In the initial logistic regression model, 83% of cases actually were retained. This resulted in a lopsided model that predicted all cases in the test set were retained, when in fact 16% were not. To compensate, I trained a new model using a test set that had equal proportions of retained and churned customers. This was accomplished by undersampling retained cases.

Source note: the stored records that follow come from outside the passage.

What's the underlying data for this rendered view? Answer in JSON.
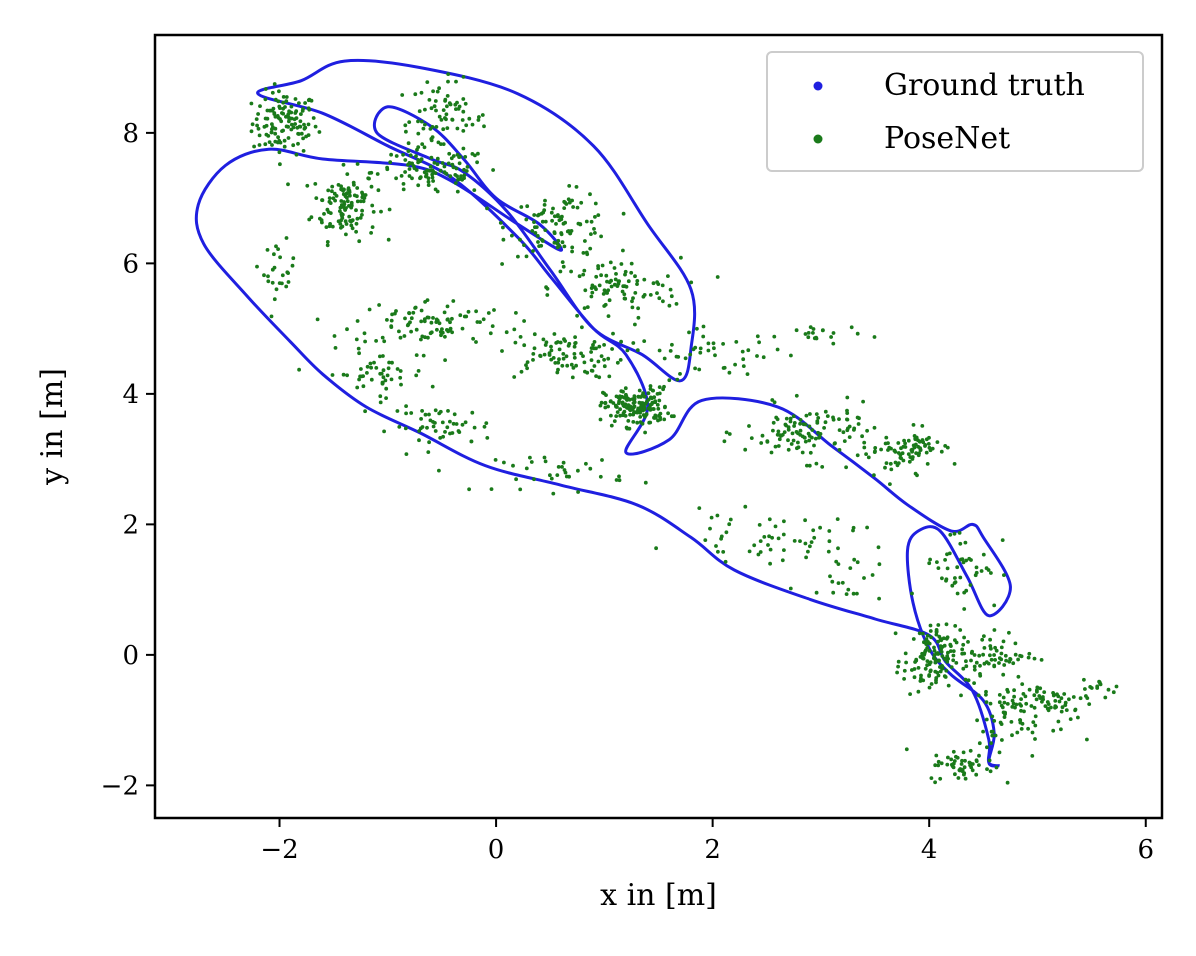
{
  "chart_data": {
    "type": "scatter",
    "title": "",
    "xlabel": "x in [m]",
    "ylabel": "y in [m]",
    "xlim": [
      -3.15,
      6.15
    ],
    "ylim": [
      -2.5,
      9.5
    ],
    "xticks": [
      -2,
      0,
      2,
      4,
      6
    ],
    "yticks": [
      -2,
      0,
      2,
      4,
      6,
      8
    ],
    "xtick_labels": [
      "−2",
      "0",
      "2",
      "4",
      "6"
    ],
    "ytick_labels": [
      "−2",
      "0",
      "2",
      "4",
      "6",
      "8"
    ],
    "grid": false,
    "legend": {
      "position": "top-right",
      "entries": [
        "Ground truth",
        "PoseNet"
      ]
    },
    "series": [
      {
        "name": "Ground truth",
        "color": "#1f1fe0",
        "kind": "trajectory",
        "points": [
          [
            4.65,
            -1.7
          ],
          [
            4.55,
            -1.65
          ],
          [
            4.55,
            -1.3
          ],
          [
            4.4,
            -0.55
          ],
          [
            4.15,
            -0.1
          ],
          [
            4.0,
            0.3
          ],
          [
            3.5,
            0.55
          ],
          [
            2.9,
            0.85
          ],
          [
            2.2,
            1.3
          ],
          [
            1.8,
            1.8
          ],
          [
            1.3,
            2.3
          ],
          [
            0.6,
            2.6
          ],
          [
            -0.1,
            2.9
          ],
          [
            -0.7,
            3.4
          ],
          [
            -1.2,
            3.8
          ],
          [
            -1.6,
            4.3
          ],
          [
            -1.9,
            4.8
          ],
          [
            -2.3,
            5.5
          ],
          [
            -2.7,
            6.3
          ],
          [
            -2.75,
            6.9
          ],
          [
            -2.5,
            7.5
          ],
          [
            -2.1,
            7.75
          ],
          [
            -1.6,
            7.6
          ],
          [
            -0.8,
            7.5
          ],
          [
            -0.4,
            7.25
          ],
          [
            0.2,
            6.6
          ],
          [
            0.6,
            6.2
          ],
          [
            0.4,
            6.6
          ],
          [
            0.0,
            7.0
          ],
          [
            -0.3,
            7.6
          ],
          [
            -0.6,
            8.1
          ],
          [
            -1.0,
            8.4
          ],
          [
            -1.1,
            8.0
          ],
          [
            -0.6,
            7.6
          ],
          [
            -0.3,
            7.4
          ],
          [
            0.1,
            6.8
          ],
          [
            0.5,
            5.9
          ],
          [
            0.9,
            5.0
          ],
          [
            1.35,
            4.6
          ],
          [
            1.7,
            4.2
          ],
          [
            1.8,
            4.7
          ],
          [
            1.8,
            5.6
          ],
          [
            1.4,
            6.6
          ],
          [
            0.9,
            7.8
          ],
          [
            0.2,
            8.6
          ],
          [
            -0.7,
            9.0
          ],
          [
            -1.4,
            9.1
          ],
          [
            -1.8,
            8.8
          ],
          [
            -2.2,
            8.6
          ],
          [
            -1.6,
            8.3
          ],
          [
            -1.0,
            7.8
          ],
          [
            -0.4,
            7.3
          ],
          [
            0.2,
            6.4
          ],
          [
            0.5,
            5.8
          ],
          [
            0.9,
            5.0
          ],
          [
            1.2,
            4.6
          ],
          [
            1.4,
            3.8
          ],
          [
            1.2,
            3.1
          ],
          [
            1.6,
            3.3
          ],
          [
            1.9,
            3.9
          ],
          [
            2.6,
            3.8
          ],
          [
            3.1,
            3.2
          ],
          [
            3.5,
            2.7
          ],
          [
            3.8,
            2.3
          ],
          [
            4.2,
            1.9
          ],
          [
            4.4,
            2.0
          ],
          [
            4.5,
            1.8
          ],
          [
            4.75,
            1.05
          ],
          [
            4.55,
            0.6
          ],
          [
            4.35,
            1.2
          ],
          [
            4.1,
            1.9
          ],
          [
            3.9,
            1.9
          ],
          [
            3.8,
            1.6
          ],
          [
            3.85,
            0.8
          ],
          [
            4.0,
            0.1
          ],
          [
            4.2,
            -0.3
          ],
          [
            4.5,
            -0.7
          ],
          [
            4.6,
            -1.2
          ],
          [
            4.55,
            -1.65
          ],
          [
            4.65,
            -1.7
          ]
        ]
      },
      {
        "name": "PoseNet",
        "color": "#1a7a1a",
        "kind": "scatter",
        "clusters": [
          {
            "center": [
              -1.95,
              8.15
            ],
            "spread": [
              0.25,
              0.4
            ],
            "count": 120
          },
          {
            "center": [
              -1.4,
              6.9
            ],
            "spread": [
              0.25,
              0.45
            ],
            "count": 120
          },
          {
            "center": [
              -2.0,
              5.9
            ],
            "spread": [
              0.12,
              0.35
            ],
            "count": 25
          },
          {
            "center": [
              -0.5,
              8.2
            ],
            "spread": [
              0.35,
              0.5
            ],
            "count": 80
          },
          {
            "center": [
              -0.6,
              7.4
            ],
            "spread": [
              0.45,
              0.3
            ],
            "count": 90
          },
          {
            "center": [
              0.6,
              6.6
            ],
            "spread": [
              0.4,
              0.4
            ],
            "count": 100
          },
          {
            "center": [
              1.1,
              5.6
            ],
            "spread": [
              0.5,
              0.4
            ],
            "count": 90
          },
          {
            "center": [
              -0.6,
              5.1
            ],
            "spread": [
              0.6,
              0.3
            ],
            "count": 90
          },
          {
            "center": [
              0.6,
              4.6
            ],
            "spread": [
              0.5,
              0.3
            ],
            "count": 90
          },
          {
            "center": [
              1.3,
              3.8
            ],
            "spread": [
              0.25,
              0.25
            ],
            "count": 160
          },
          {
            "center": [
              -1.1,
              4.3
            ],
            "spread": [
              0.4,
              0.3
            ],
            "count": 50
          },
          {
            "center": [
              -0.5,
              3.5
            ],
            "spread": [
              0.4,
              0.25
            ],
            "count": 50
          },
          {
            "center": [
              0.6,
              2.8
            ],
            "spread": [
              0.5,
              0.25
            ],
            "count": 35
          },
          {
            "center": [
              2.0,
              4.6
            ],
            "spread": [
              0.6,
              0.3
            ],
            "count": 45
          },
          {
            "center": [
              3.0,
              4.9
            ],
            "spread": [
              0.3,
              0.15
            ],
            "count": 20
          },
          {
            "center": [
              2.9,
              3.4
            ],
            "spread": [
              0.5,
              0.35
            ],
            "count": 120
          },
          {
            "center": [
              3.7,
              3.0
            ],
            "spread": [
              0.3,
              0.3
            ],
            "count": 40
          },
          {
            "center": [
              3.9,
              3.2
            ],
            "spread": [
              0.2,
              0.2
            ],
            "count": 40
          },
          {
            "center": [
              2.5,
              1.8
            ],
            "spread": [
              0.7,
              0.3
            ],
            "count": 50
          },
          {
            "center": [
              3.2,
              1.3
            ],
            "spread": [
              0.3,
              0.4
            ],
            "count": 25
          },
          {
            "center": [
              4.3,
              1.4
            ],
            "spread": [
              0.3,
              0.5
            ],
            "count": 45
          },
          {
            "center": [
              4.0,
              -0.1
            ],
            "spread": [
              0.2,
              0.45
            ],
            "count": 110
          },
          {
            "center": [
              4.5,
              0.0
            ],
            "spread": [
              0.4,
              0.3
            ],
            "count": 80
          },
          {
            "center": [
              5.0,
              -0.7
            ],
            "spread": [
              0.45,
              0.25
            ],
            "count": 80
          },
          {
            "center": [
              5.6,
              -0.5
            ],
            "spread": [
              0.15,
              0.1
            ],
            "count": 15
          },
          {
            "center": [
              4.3,
              -1.7
            ],
            "spread": [
              0.25,
              0.2
            ],
            "count": 50
          },
          {
            "center": [
              4.8,
              -1.1
            ],
            "spread": [
              0.4,
              0.4
            ],
            "count": 40
          }
        ]
      }
    ]
  }
}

term estimate std.error statistic p.value odds p sig
(Intercept) 0.08 0.02 3.40 0.00 1.08 0.52 *
app 0.07 0.02 3.21 0.00 1.08 0.52 *
profit_20 0.14 0.03 5.44 0.00 1.15 0.54 *
tenure 0.46 0.03 17.20 0.00 1.58 0.61 *

Accuracy

Confusion matrix

Our model is about 10% better than flipping a coin

Takeaways

  • Multicolinearity is an issue to consider when you have high correlations among predictor variables. VIF can be used to assess the inflation effect of correlated predictors.
  • Logistic regression is usually the best option when the dependent variable is binary. However, it can be harder to interpret and assess fit.
  • Overall, our model demonstrated that the app does have an effect on retention. On its own, the app increases the probability of retention by 52%. And the model predicted the outcome 60% of the time.